Provérbio Bambara, Mali


Não há dia nenhum
em que os teus ouvidos
não oiçam

aquilo que nunca antes
lhes foi dado escutar.

Não há dia nenhum
em que os teus olhos
não vejam

aquilo que nunca antes
lhes foi dado observar.

Não há dia nenhum
em que o teu nariz
não inale

um odor que nunca antes
lhe foi dado a conhecer.

Não há dia nenhum
em que as tuas mãos
não tocam

em algo que nunca antes
lhes foi dado acariciar.

Não há dia nenhum
em que a tua boca
não prove

um sabor que nunca antes
lhe foi dado a degustar.

Não há dia nenhum
em que a vida,
o mundo,

os cinco sentidos
não te surpreendam.

− Não há dia nenhum!
Não há dia nenhum!
Não há dia nenhum!


ZETHO CUNHA GONÇALVES
In: O Sábio de Bandiagara: Esconjuros, ebriedades e ofícios. Lisboa: Maldoror Livros, 2018.

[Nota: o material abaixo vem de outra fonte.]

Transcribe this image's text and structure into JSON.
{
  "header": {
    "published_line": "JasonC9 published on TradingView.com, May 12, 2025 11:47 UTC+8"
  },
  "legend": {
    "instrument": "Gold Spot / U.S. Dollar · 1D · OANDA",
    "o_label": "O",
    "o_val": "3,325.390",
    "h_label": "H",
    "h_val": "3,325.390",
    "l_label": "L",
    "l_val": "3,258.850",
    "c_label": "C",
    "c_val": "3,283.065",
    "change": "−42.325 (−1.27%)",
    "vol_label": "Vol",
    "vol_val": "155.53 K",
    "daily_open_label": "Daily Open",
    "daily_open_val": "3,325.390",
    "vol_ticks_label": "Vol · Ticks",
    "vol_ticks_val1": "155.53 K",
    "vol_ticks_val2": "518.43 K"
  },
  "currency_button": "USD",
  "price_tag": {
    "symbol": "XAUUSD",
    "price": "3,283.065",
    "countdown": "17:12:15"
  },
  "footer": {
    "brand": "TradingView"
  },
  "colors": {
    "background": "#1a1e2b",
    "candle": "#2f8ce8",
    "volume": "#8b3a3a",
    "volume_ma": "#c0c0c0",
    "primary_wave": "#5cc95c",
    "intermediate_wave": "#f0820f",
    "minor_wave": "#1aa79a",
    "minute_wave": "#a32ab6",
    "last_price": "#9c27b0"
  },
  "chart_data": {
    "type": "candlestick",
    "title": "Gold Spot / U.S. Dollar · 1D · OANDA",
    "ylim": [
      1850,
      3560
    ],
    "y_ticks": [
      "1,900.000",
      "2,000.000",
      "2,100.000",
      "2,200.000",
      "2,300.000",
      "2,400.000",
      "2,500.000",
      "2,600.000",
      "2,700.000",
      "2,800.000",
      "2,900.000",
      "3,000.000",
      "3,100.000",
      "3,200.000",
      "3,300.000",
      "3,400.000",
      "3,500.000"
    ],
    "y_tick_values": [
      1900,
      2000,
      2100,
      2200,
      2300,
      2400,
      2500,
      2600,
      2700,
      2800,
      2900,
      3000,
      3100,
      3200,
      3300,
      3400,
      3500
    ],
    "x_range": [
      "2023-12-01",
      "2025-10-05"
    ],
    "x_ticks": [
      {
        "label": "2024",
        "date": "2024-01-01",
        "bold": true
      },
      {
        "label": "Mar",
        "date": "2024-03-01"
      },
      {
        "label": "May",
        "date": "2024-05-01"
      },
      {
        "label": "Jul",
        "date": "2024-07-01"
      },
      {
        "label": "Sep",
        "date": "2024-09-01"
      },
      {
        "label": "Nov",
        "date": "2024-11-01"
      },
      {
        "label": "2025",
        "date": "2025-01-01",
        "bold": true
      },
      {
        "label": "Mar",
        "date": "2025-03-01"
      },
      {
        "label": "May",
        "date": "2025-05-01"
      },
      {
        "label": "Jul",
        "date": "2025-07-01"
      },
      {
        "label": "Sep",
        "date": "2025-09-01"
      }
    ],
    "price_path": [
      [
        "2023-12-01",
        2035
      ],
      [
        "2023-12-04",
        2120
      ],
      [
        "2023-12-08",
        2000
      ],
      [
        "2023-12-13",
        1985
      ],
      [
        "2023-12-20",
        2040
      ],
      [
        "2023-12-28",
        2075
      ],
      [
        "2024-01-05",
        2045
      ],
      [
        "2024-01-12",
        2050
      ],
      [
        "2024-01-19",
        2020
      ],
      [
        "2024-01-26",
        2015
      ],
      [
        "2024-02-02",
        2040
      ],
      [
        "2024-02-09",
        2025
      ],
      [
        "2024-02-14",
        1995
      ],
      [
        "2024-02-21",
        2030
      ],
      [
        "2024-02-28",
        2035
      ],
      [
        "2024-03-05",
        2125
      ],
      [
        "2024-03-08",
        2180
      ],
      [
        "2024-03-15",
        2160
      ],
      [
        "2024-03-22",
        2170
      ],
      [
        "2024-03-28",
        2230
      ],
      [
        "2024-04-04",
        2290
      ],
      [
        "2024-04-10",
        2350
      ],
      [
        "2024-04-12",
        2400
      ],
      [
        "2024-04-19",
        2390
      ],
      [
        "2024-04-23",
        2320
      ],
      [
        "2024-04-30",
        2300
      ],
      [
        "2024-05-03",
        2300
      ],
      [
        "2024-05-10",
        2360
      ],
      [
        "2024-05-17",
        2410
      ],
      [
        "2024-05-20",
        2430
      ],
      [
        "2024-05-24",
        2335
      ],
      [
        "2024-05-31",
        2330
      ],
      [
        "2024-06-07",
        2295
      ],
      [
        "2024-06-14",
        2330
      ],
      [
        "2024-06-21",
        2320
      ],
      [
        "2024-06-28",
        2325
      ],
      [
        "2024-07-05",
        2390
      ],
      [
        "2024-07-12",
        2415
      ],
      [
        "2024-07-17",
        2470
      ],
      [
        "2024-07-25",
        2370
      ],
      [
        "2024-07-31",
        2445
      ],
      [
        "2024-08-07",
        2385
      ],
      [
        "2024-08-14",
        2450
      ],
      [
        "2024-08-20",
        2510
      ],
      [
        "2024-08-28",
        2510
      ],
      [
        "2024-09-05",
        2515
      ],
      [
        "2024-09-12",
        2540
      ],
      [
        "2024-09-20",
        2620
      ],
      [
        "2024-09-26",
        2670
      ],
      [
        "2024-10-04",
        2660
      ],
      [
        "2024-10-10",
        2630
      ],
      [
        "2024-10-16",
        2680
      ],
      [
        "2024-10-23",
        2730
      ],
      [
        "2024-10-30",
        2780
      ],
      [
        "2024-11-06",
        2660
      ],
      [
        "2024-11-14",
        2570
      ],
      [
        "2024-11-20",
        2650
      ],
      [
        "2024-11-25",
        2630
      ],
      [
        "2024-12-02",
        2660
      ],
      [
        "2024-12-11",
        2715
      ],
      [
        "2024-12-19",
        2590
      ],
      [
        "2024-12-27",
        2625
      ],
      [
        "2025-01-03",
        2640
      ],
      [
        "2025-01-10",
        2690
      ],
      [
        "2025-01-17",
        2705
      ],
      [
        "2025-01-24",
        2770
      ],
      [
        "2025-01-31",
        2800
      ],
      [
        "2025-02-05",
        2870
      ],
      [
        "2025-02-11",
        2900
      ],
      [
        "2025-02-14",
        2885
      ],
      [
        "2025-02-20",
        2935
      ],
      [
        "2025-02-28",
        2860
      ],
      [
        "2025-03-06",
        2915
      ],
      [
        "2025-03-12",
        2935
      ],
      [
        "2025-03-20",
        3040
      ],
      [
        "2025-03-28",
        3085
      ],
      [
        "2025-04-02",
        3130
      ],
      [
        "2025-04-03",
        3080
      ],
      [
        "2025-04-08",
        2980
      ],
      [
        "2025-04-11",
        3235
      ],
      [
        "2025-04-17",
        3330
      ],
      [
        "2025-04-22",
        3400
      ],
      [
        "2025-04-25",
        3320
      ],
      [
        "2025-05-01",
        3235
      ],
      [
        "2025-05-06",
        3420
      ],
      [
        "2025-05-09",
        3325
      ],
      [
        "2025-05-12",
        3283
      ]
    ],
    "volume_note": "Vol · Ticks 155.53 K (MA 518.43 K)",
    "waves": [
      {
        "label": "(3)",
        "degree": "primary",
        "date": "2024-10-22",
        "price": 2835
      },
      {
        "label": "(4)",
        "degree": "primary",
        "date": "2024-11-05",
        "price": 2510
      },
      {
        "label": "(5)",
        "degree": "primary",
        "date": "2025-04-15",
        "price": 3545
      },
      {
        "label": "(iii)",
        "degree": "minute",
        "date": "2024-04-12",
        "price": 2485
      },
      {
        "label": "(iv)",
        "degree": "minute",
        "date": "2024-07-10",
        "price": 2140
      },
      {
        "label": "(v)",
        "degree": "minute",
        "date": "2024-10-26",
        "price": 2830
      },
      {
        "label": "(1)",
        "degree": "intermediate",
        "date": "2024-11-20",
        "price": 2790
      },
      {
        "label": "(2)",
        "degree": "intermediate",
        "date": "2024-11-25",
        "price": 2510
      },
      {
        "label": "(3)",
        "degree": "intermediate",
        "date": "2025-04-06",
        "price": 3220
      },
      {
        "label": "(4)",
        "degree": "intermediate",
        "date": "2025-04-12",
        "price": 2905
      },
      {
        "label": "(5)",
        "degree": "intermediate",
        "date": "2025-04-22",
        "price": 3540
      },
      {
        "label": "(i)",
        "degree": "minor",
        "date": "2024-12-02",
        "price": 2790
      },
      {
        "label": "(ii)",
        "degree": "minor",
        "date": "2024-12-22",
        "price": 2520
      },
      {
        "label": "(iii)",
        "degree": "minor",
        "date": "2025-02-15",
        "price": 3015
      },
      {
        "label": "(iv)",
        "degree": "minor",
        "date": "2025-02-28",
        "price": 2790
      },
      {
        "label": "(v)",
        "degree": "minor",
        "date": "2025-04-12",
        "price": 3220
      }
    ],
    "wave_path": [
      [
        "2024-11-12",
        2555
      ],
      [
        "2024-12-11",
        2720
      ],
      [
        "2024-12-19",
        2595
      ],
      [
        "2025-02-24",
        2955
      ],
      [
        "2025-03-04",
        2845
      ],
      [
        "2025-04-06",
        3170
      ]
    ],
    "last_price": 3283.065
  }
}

quarta-feira, 27 de março de 2019

FALAM, CONVERSAM O MUNDO



Para Arnaldo Santos e José Luandino Vieira,
Meninos Mais-Velhos dos Pássaros e dos Rios,
na celebração dos seus 80 anos de Vida e Poesia
         

Falam,
conversam o mundo.
E do segredo mínimo
das águas – correndo,
ascende o brilho
do ouro submerso.

Estão sentados no fogo antigo
da Terra – escavam,
retiram as palavras
do seu estado larvar,
atam seus cordões umbilicais a ventres
inaugurais e púberes:
− A palavra,
dizem: procura-a
na concha do ouvido.
Que ela cante – expedita e natural.

Estão sentados no fogo antigo
da Terra – a voz é o seu poder
e bordão:
caligrafia aérea e cantante
insculpida no sangue e sua dança
− batendo, fluindo, sustentando
a escultural melodia da Terra:
de geração em geração: o mundo,
nosso – canto,
poema.

E que a palavra seja –
modelando-se por águas noctívagas,
iluminadas,
ao rés do vento: epopeia breve
− que o tempo alonga,
acrescenta,
rememora – a voz.
E estas mãos:
sua inumerável herança.

                                                8.9.2012-29.7.2013

ZETHO CUNHA GONÇALVES
In: Noite Vertical. Lisboa: Língua Morta, 2017.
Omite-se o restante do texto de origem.